Data monitoring solutions are required for timely decision-making
Companies that want to be competitive in the 21st century should have proper data analytics tools since the right insights can increase productivity, facilitate smooth operations, reduce security risks and drive better decision making. This is where Orbiter, a new Y Combinator-backed automated data analytics platform, comes in.
The company is co-founded by Winston Zhang, Victor Zhang and Mark Wai, recognized experts in business, product management, and data science who have worked with Fortune 500 companies like Tesla, DoorDash, and Facebook. "As business and product leaders, it often felt impossible trying to manually keep up with different dashboards and changing metrics,” explains Winston Zhang, co-founder of Orbiter. According to him, the other reason they felt the need to introduce a machine learning and statistics powered data analytics platform was because automation tooling was severely lacking for data and product folks. Unlike engineers who have plenty of tools for automated monitoring, alerting, and diagnostics (e.g. DataDog, Sentry), data scientists and product managers have few options. They built Orbiter to solve this problem. Orbiter is an innovative data monitoring company that uses statistical and machine-learning models to analyze business or product metrics for abnormal changes in near real-time.
Especially in times of crisis, unusual changes to the business or product should be monitored 24/7 to identify deficiencies that may have severe customer consequences. According to Winston Zhang, this is one of the reasons why a Machine Learning Alert (MLA) system can save the day. "Applying machine learning and statistical models to alerting not only improves accuracy but also reduces the significant overhead that is required to set up traditional alerting systems with fixed thresholds. Once the normal behavior of metrics is understood, it becomes easy for a well-trained system to flag abnormal changes immediately for the team’s attention,” he says.

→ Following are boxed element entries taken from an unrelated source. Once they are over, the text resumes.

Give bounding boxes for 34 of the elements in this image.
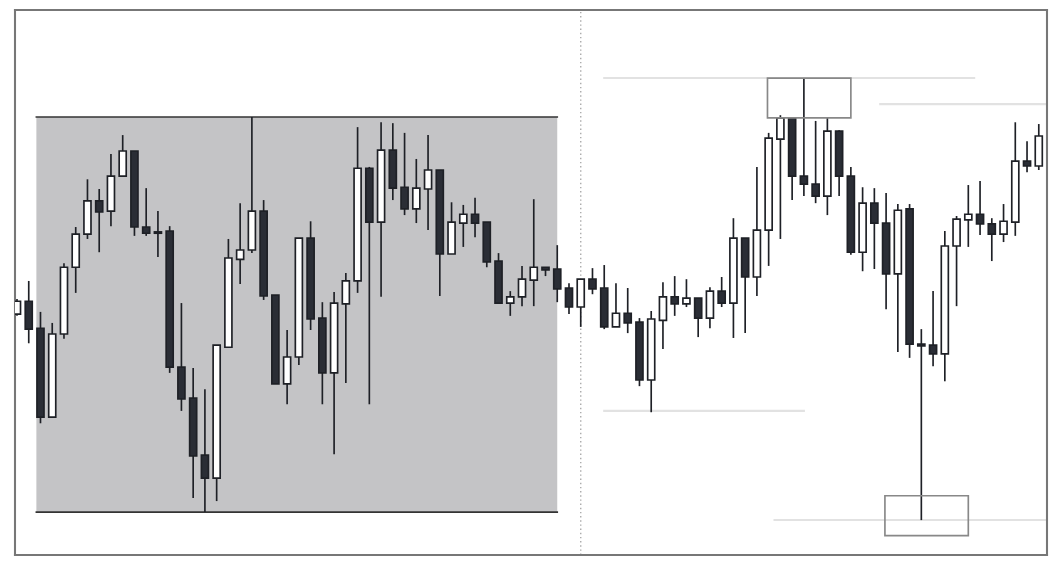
candlestick xyxy=(153,210,163,258)
candlestick xyxy=(776,114,785,240)
candlestick xyxy=(693,297,703,338)
candlestick xyxy=(529,198,539,307)
candlestick xyxy=(928,290,938,368)
candlestick xyxy=(552,244,562,304)
candlestick xyxy=(987,217,997,262)
candlestick xyxy=(799,77,809,197)
candlestick xyxy=(235,202,245,285)
candlestick xyxy=(916,328,926,521)
candlestick xyxy=(811,120,820,204)
candlestick xyxy=(505,290,515,317)
candlestick xyxy=(423,134,433,231)
candlestick xyxy=(999,203,1008,243)
candlestick xyxy=(670,275,680,317)
candlestick xyxy=(94,188,104,254)
candlestick xyxy=(869,187,879,270)
candlestick xyxy=(411,158,421,224)
candlestick xyxy=(1022,140,1032,174)
candlestick xyxy=(517,265,527,307)
candlestick xyxy=(623,287,633,334)
candlestick xyxy=(682,278,691,308)
candlestick xyxy=(611,282,621,328)
candlestick xyxy=(470,197,480,239)
candlestick xyxy=(400,132,409,216)
candlestick xyxy=(341,272,351,384)
candlestick xyxy=(588,267,597,296)
candlestick xyxy=(717,276,727,308)
candlestick xyxy=(658,281,668,350)
candlestick xyxy=(141,187,151,237)
candlestick xyxy=(963,184,973,248)
candlestick xyxy=(458,204,468,248)
candlestick xyxy=(564,282,574,315)
candlestick xyxy=(975,180,985,236)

“The MLA is an automation function. It can serve business use cases, such as alerting our customers of abnormal trends in conversion or sign-ups, but also serve internal use cases such as data quality observability,” Zhang said while talking about MLA and the service that his company provides.
Zhang believes that ML platforms like Orbiter will enable data and product leaders to never miss an issue impacting their customers or revenues again. Most recently, Zhang’s startup, which is backed by Y Combinator, has been working closely with a logistics company Doordash, which provides door-to-door delivery of food from restaurants. The enablement of automated monitoring for key product metrics ensures that DoorDash is able to continually deliver a delightful experience for their customers. By equipping statistical modeling to generate alerts, it’s possible for companies like Doordash to stay on top of real-time trends without staring at dashboards all day long.